Yoakam and his team were adamant about capturing the same emotion he’d sung with the day Prince had died when it came to the production.

“Even with mixing it, Chris Lord-Alge jumped up off the couch while I was still in the studio recording the other vocals for the album when he heard it for the first time, and asked if he could mix it on the spot, and he did a rough mix right there. Then when we were ‘officially’ mixing the album later, we knew that it wasn’t the same as whatever he had done at the studio on the rough mix that night,” he says.

“Once again, the immediacy of the moment was what led us back to the expression of that moment and the emotions we were feeling the day Prince died. It was the purist expression of it – my third day in a row, cutting in Nashville, that raw tracking vocal, with the band performing purely, without a lot of forethought, just from their hearts as an expression of sadness about his passing.”

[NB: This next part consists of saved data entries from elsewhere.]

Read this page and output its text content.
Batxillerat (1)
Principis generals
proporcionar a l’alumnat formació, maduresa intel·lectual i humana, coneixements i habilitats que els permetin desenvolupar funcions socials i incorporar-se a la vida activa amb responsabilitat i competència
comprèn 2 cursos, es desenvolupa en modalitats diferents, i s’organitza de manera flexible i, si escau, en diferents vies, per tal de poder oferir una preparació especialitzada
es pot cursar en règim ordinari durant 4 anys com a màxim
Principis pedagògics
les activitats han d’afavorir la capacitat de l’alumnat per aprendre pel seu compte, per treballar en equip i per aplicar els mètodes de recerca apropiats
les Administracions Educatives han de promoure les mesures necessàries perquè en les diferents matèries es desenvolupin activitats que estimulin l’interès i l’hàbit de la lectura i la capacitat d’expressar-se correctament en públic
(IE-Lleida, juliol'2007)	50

Now that the track is almost available for fans to hear, Yoakam hopes his poignant cover does the original justice.

“I always loved the song. The first time I heard it, it stopped me in my in car. It struck me as interesting and as unique an expression of love musically as anything ever in pop music,” Yoakam says. “I thought it spoke volumes about the honest willingness of the person who wrote it to bare his heart to the world through his music. Prince, I never really knew you, but I’m sure going to miss you.”

Swimmin’ Pools, Movie Stars… is due Sept. 23.